The New Markets Tax Credit Program (NMTC Program) helps economically distressed communities attract private investment capital. This federal tax credit helps to fill project financing gaps by enabling investors to make larger investments than would otherwise be possible. Communities benefit from the jobs associated with investments in manufacturing, retail, and technology. Communities also benefit from greater access to housing and public facilities such as health, education, and childcare.
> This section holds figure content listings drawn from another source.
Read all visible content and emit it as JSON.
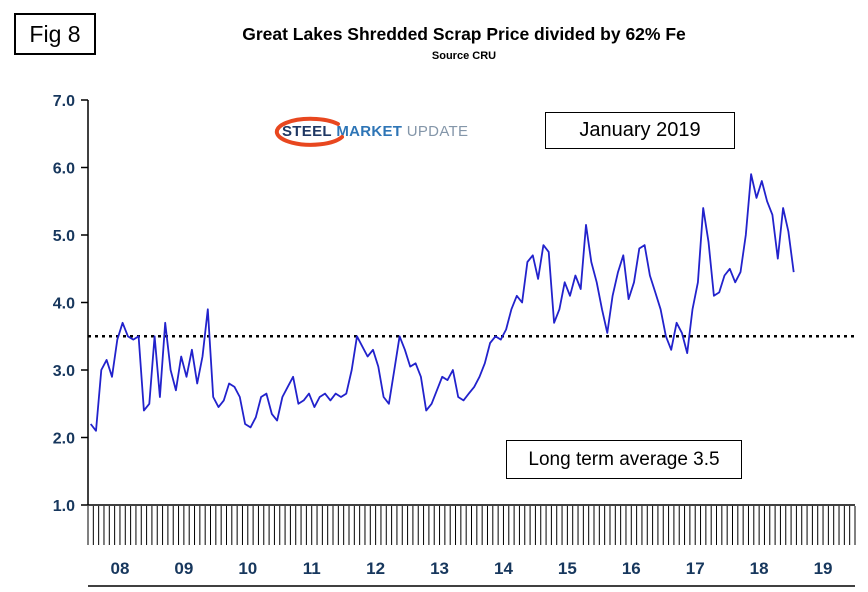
{
  "figure": {
    "label": "Fig 8"
  },
  "header": {
    "title": "Great Lakes Shredded Scrap Price divided by 62% Fe",
    "subtitle": "Source CRU"
  },
  "logo": {
    "steel": "STEEL",
    "market": "MARKET",
    "update": "UPDATE",
    "steel_color": "#1f3864",
    "market_color": "#2e75b6",
    "update_color": "#8496a9",
    "swoosh_color": "#e8471f"
  },
  "annotations": {
    "period_label": "January 2019",
    "average_label": "Long term average 3.5"
  },
  "chart_data": {
    "type": "line",
    "title": "Great Lakes Shredded Scrap Price divided by 62% Fe",
    "subtitle": "Source CRU",
    "x_start": "2008-01",
    "x_freq": "monthly",
    "year_labels": [
      "08",
      "09",
      "10",
      "11",
      "12",
      "13",
      "14",
      "15",
      "16",
      "17",
      "18",
      "19"
    ],
    "yticks": [
      1,
      2,
      3,
      4,
      5,
      6,
      7
    ],
    "ytick_labels": [
      "1.0",
      "2.0",
      "3.0",
      "4.0",
      "5.0",
      "6.0",
      "7.0"
    ],
    "ylim": [
      1.0,
      7.0
    ],
    "reference_line": 3.5,
    "reference_line_label": "Long term average 3.5",
    "annotation": "January 2019",
    "grid": false,
    "line_color": "#2222cc",
    "axis_label_color": "#17375d",
    "values": [
      2.2,
      2.1,
      3.0,
      3.15,
      2.9,
      3.45,
      3.7,
      3.5,
      3.45,
      3.5,
      2.4,
      2.5,
      3.5,
      2.6,
      3.7,
      3.0,
      2.7,
      3.2,
      2.9,
      3.3,
      2.8,
      3.2,
      3.9,
      2.6,
      2.45,
      2.55,
      2.8,
      2.75,
      2.6,
      2.2,
      2.15,
      2.3,
      2.6,
      2.65,
      2.35,
      2.25,
      2.6,
      2.75,
      2.9,
      2.5,
      2.55,
      2.65,
      2.45,
      2.6,
      2.65,
      2.55,
      2.65,
      2.6,
      2.65,
      3.0,
      3.5,
      3.35,
      3.2,
      3.3,
      3.05,
      2.6,
      2.5,
      3.0,
      3.5,
      3.3,
      3.05,
      3.1,
      2.9,
      2.4,
      2.5,
      2.7,
      2.9,
      2.85,
      3.0,
      2.6,
      2.55,
      2.65,
      2.75,
      2.9,
      3.1,
      3.4,
      3.5,
      3.45,
      3.6,
      3.9,
      4.1,
      4.0,
      4.6,
      4.7,
      4.35,
      4.85,
      4.75,
      3.7,
      3.9,
      4.3,
      4.1,
      4.4,
      4.2,
      5.15,
      4.6,
      4.3,
      3.9,
      3.55,
      4.1,
      4.45,
      4.7,
      4.05,
      4.3,
      4.8,
      4.85,
      4.4,
      4.15,
      3.9,
      3.5,
      3.3,
      3.7,
      3.55,
      3.25,
      3.9,
      4.3,
      5.4,
      4.9,
      4.1,
      4.15,
      4.4,
      4.5,
      4.3,
      4.45,
      5.0,
      5.9,
      5.55,
      5.8,
      5.5,
      5.3,
      4.65,
      5.4,
      5.05,
      4.45
    ]
  }
}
All NMTC projects must be located in targeted areas of distress having a significant poverty rate or low median income when compared to the surrounding area or unemployment rates significantly higher than the national unemployment rate. Many types of property investments such as office, retail, industrial, educational, and healthcare real estate are allowed in the program.
How It Works
Private investors can invest in businesses or development projects within the qualified distressed area and over seven years can receive federal tax credits up to 39 percent of their entire Qualified Equity Investment (QEI). The investments are made via a Community Development Entity (CDE) that has been awarded allocation authority by a Community Development Financial Institutions Fund (CDFI Fund). Businesses and developers are able to get more flexible financing below-market interest rates and better underwriting terms. There are a variety of purposes for which the financing proceeds can be used, but they are most usually used to build or update real estate projects. The distressed communities can expect permanent quality jobs, improvement to access to services and good, and new construction and revitalization of the existing physical amenities in the community. This, in turn, helps to promote future development.